If a second, ongoing study also finds a benefit, doctors predict that Zometa
will quickly be tested against other cancers that tend to spread, or
metastasize, to bones, such as prostate and kidney cancer.
"Hugely important is whether this has to do with the fact that it just makes the
bone hostile, somehow, to metastasis or if there is a more global
anti-metastasis effect," said the oncology group's president, Dr. Nancy Davidson
of Johns Hopkins University.
"Either of those would be good and would teach us a lot about what to do next."
Breast cancer is the most common cancer in women. About 184,450 cases and 40,930
deaths from the disease are expected in the United States this year.
Standard treatments are surgery, chemotherapy, radiation and hormone-blocking
drugs if the tumours are like those in the study - helped to grow by estrogen or
progesterone.
The hormone-blockers often weaken bones, so bisphosphonates like the
osteoporosis pill Fosamax have become increasingly popular to treat this side
effect. However, using them to treat the cancer itself is a very different
approach.
Lab studies hinted it would work, and Gnant's is the first to test it in a large
group of breast cancer patients.
All had surgery to remove their tumours and were taking hormone-blocking drugs -
goserelin plus either tamoxifen or anastrozole - treatments that made them
menopausal. Half also were given infusions of Zometa once every six months.
The women were treated for three years and studied for two more. By then, only
six per cent of those given Zometa had suffered a relapse or died, compared to
nine per cent of the others. That translated to a 36 per cent decline in risk.
Sixteen women given Zometa died versus 26 of the others - a difference that
could have occurred by chance alone but an encouraging trend that doctors hope
will mean better survival as the groups are followed for a longer time.
There were no big differences in serious side effects, though minor ones like
fever and bone and joint pain were more common among women given Zometa.
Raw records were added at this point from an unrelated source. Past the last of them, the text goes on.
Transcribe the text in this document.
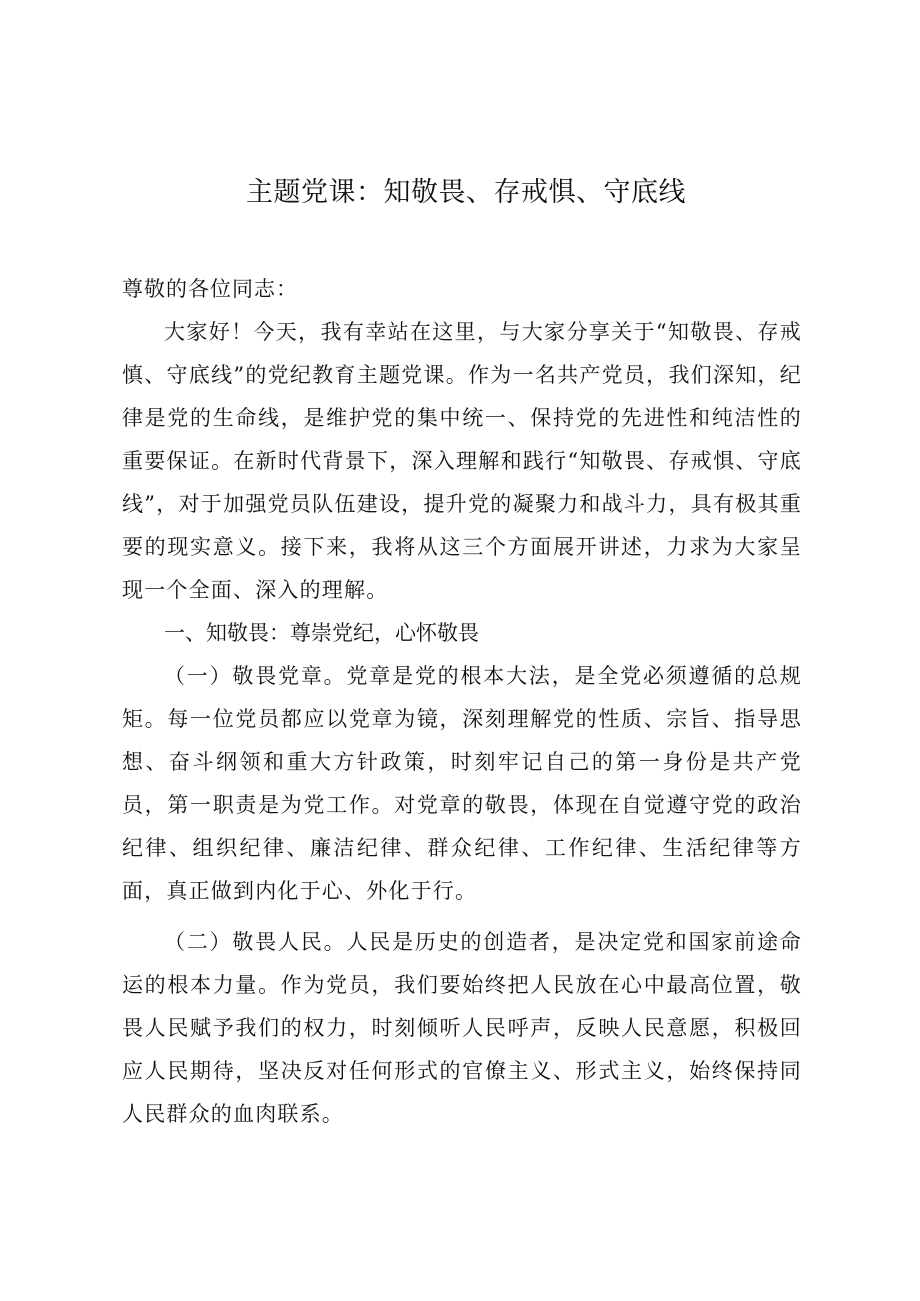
主题党课：知敬畏、存戒惧、守底线
尊敬的各位同志：

大家好！今天，我有幸站在这里，与大家分享关于“知敬畏、存戒慎、守底线”的党纪教育主题党课。作为一名共产党员，我们深知，纪律是党的生命线，是维护党的集中统一、保持党的先进性和纯洁性的重要保证。在新时代背景下，深入理解和践行“知敬畏、存戒惧、守底线”，对于加强党员队伍建设，提升党的凝聚力和战斗力，具有极其重要的现实意义。接下来，我将从这三个方面展开讲述，力求为大家呈现一个全面、深入的理解。

一、知敬畏：尊崇党纪，心怀敬畏

（一）敬畏党章。党章是党的根本大法，是全党必须遵循的总规矩。每一位党员都应以党章为镜，深刻理解党的性质、宗旨、指导思想、奋斗纲领和重大方针政策，时刻牢记自己的第一身份是共产党员，第一职责是为党工作。对党章的敬畏，体现在自觉遵守党的政治纪律、组织纪律、廉洁纪律、群众纪律、工作纪律、生活纪律等方面，真正做到内化于心、外化于行。

（二）敬畏人民。人民是历史的创造者，是决定党和国家前途命运的根本力量。作为党员，我们要始终把人民放在心中最高位置，敬畏人民赋予我们的权力，时刻倾听人民呼声，反映人民意愿，积极回应人民期待，坚决反对任何形式的官僚主义、形式主义，始终保持同人民群众的血肉联系。
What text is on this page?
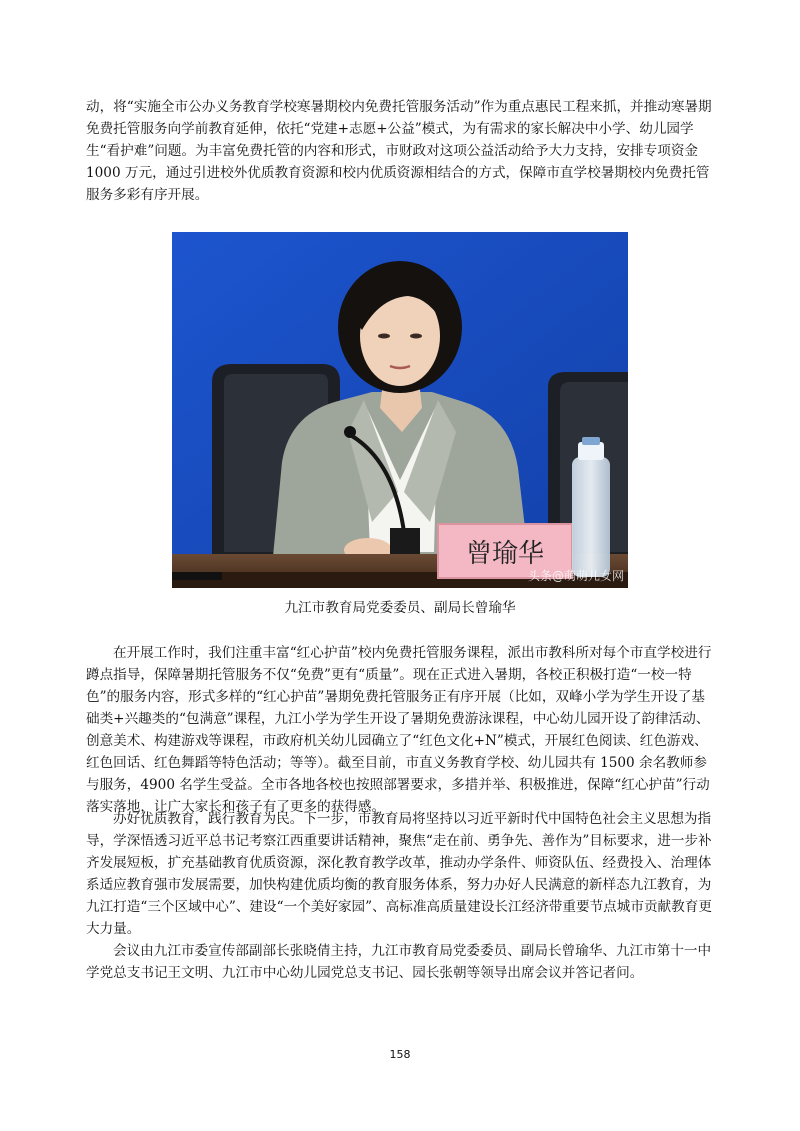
动，将“实施全市公办义务教育学校寒暑期校内免费托管服务活动”作为重点惠民工程来抓，并推动寒暑期免费托管服务向学前教育延伸，依托“党建+志愿+公益”模式，为有需求的家长解决中小学、幼儿园学生“看护难”问题。为丰富免费托管的内容和形式，市财政对这项公益活动给予大力支持，安排专项资金 1000 万元，通过引进校外优质教育资源和校内优质资源相结合的方式，保障市直学校暑期校内免费托管服务多彩有序开展。

曾瑜华
头条@萌萌儿女网
九江市教育局党委委员、副局长曾瑜华

在开展工作时，我们注重丰富“红心护苗”校内免费托管服务课程，派出市教科所对每个市直学校进行蹲点指导，保障暑期托管服务不仅“免费”更有“质量”。现在正式进入暑期，各校正积极打造“一校一特色”的服务内容，形式多样的“红心护苗”暑期免费托管服务正有序开展（比如，双峰小学为学生开设了基础类+兴趣类的“包满意”课程，九江小学为学生开设了暑期免费游泳课程，中心幼儿园开设了韵律活动、创意美术、构建游戏等课程，市政府机关幼儿园确立了“红色文化+N”模式，开展红色阅读、红色游戏、红色回话、红色舞蹈等特色活动；等等）。截至目前，市直义务教育学校、幼儿园共有 1500 余名教师参与服务，4900 名学生受益。全市各地各校也按照部署要求，多措并举、积极推进，保障“红心护苗”行动落实落地，让广大家长和孩子有了更多的获得感。

办好优质教育，践行教育为民。下一步，市教育局将坚持以习近平新时代中国特色社会主义思想为指导，学深悟透习近平总书记考察江西重要讲话精神，聚焦“走在前、勇争先、善作为”目标要求，进一步补齐发展短板，扩充基础教育优质资源，深化教育教学改革，推动办学条件、师资队伍、经费投入、治理体系适应教育强市发展需要，加快构建优质均衡的教育服务体系，努力办好人民满意的新样态九江教育，为九江打造“三个区域中心”、建设“一个美好家园”、高标准高质量建设长江经济带重要节点城市贡献教育更大力量。

会议由九江市委宣传部副部长张晓倩主持，九江市教育局党委委员、副局长曾瑜华、九江市第十一中学党总支书记王文明、九江市中心幼儿园党总支书记、园长张朝等领导出席会议并答记者问。

158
Two per
cent of all study participants developed a rapid heartbeat, but only three were
hospitalized - two on Zometa and one of the others.
With doctor fees for the infusion, a Zometa treatment can run more than $1,200.
The other large study is testing it in 3,360 pre-and postmenopausal women with
cancer that has spread but not extensively.
Experts stressed that the results so far are only in women who were made
menopausal by hormone-blocking treatments, not women who develop breast cancer
after natural menopause.
For now, using Zometa to prevent breast cancer recurrence should be confined to
those who develop breast cancer before menopause, said Dr. Eric Winer of
Dana-Farber Cancer Center in Boston.
"This is a treatment that doctors should talk to a patient about" because of
these encouraging new results, Winer said.
In other news at the conference, women with advanced breast cancers who were
given Avastin plus Taxotere were a little less likely to have their cancers
progress than women given Taxotere alone. However, side effects including high
blood pressure were more common for those taking both drugs. Taxotere treatment
is more common in Europe and Asia; in the United States, doctors are more likely
to use Taxol.
In the study of 736 women, 44 per cent of those given just Taxotere had their
tumours shrink versus 55 per cent of those also given a lower dose of Avastin
and 63 per cent of those given a higher dose.
Avastin, marketed by California-based Genentech and Swiss-based Roche Holding
AG, recently won federal approval for breast cancer - against the
recommendations of outside advisers. The approval was based on measurements like
those in this study - cancer progression, rather than overall survival. The new
study was too short to show any differences in survival.